Max pointed out that non-Natives may not understand that Dook’o’oosłííd is only one of the sacred mountains that mark Diné Bikéyah and the foundation of the Diné.

“The sacred peaks are living deities,” Max said. “They guide us on the path with light. They are our mother and our leader just like the Ten Commandments that were brought down from Mount Sinai in the Old Testament.”

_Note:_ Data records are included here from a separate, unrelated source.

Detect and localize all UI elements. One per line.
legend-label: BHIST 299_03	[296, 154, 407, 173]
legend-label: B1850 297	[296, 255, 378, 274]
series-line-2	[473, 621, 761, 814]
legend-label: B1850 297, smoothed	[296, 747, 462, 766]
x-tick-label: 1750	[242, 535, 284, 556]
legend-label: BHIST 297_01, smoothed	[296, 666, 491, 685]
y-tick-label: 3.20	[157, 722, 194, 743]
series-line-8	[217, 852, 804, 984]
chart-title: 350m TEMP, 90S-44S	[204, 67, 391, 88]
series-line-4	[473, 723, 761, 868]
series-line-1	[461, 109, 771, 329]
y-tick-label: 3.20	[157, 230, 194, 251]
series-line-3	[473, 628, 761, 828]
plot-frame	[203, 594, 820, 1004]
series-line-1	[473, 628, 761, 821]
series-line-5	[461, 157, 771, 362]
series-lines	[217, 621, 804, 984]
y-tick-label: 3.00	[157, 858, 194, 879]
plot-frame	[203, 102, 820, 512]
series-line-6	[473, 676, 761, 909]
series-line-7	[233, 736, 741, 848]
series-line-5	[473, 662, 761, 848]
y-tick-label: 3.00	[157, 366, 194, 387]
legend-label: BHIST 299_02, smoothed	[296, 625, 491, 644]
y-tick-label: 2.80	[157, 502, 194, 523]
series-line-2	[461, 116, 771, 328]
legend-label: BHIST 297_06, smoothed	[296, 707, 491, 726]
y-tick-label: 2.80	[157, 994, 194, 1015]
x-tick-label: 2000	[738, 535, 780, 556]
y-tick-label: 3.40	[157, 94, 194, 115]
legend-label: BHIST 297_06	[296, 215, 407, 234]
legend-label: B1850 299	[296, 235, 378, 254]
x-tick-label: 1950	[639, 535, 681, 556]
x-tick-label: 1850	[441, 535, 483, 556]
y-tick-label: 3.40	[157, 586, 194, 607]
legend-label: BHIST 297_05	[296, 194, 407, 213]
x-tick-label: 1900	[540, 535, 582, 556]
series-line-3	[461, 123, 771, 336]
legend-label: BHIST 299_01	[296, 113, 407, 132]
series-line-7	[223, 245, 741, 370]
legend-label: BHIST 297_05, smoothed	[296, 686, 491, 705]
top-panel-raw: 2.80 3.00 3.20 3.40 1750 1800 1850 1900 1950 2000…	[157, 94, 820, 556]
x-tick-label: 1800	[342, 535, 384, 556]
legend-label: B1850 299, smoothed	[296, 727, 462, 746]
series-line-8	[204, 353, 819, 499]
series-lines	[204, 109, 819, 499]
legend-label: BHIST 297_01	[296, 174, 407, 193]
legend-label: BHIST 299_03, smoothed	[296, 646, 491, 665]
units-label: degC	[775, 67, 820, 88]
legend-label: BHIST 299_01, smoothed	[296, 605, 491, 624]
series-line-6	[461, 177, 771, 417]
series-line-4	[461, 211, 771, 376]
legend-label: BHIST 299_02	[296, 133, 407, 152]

Max said the sacred mountains give Native Americans in the region similar commandments with mountain songs that take four nights to finish.

“These (mountain songs) mention our historical ancestral knowledge,” he said. “The mountain commandments teach us not to lie. They teach us to foster into a state of hózhǫ, meaning happiness, love, harmony and compassion.

“Hózhǫ is our foundation for living a long and healthy life,” he said. “They teach us about family and the respect we must have. This love extends outward into the world.

“And they teach us that we’re related through kinship we call k’e,” he said. “This means we’re related – through k’é – to the animals, the wind, the trees, the mountains, the water and everything else in the universe. We’re all connected.”

That’s what the Tooh Dine’é don’t understand, said Max.

“Today, I see something very dangerous happening here: (The use of sewage effluent to make artificial snow),” Max added. “It has disrespected (the Natives) in the highest degree. And songs and ceremonies related to (Dook’o’oosłííd) cannot be conducted because of the disturbance.

“Our voice has to be heard,” he said. “(Dook’o’oosłííd sustains our well-being and forms our identity.”

Hopi Vice Chairman Clark Tenakhongva pleaded with O’Halleran for help.

“There must be protection for our sacred mountain,” Tenakhongva said. “(The Hopi) have sacred shrines and sacred sites there.”

Tenakhongva said some of the sacred sites that are near Dook’o’oosłííd – home to the Hopi deities, Cloud Gods and the Katsinam – include Sunset Crater, the Awatovi Ruins and Wupatki.

“Snowbowl damages all life,” Tenakhongva said. “The most recent one is the expansion without consultation, without any appreciation of life for the Native American tribes.”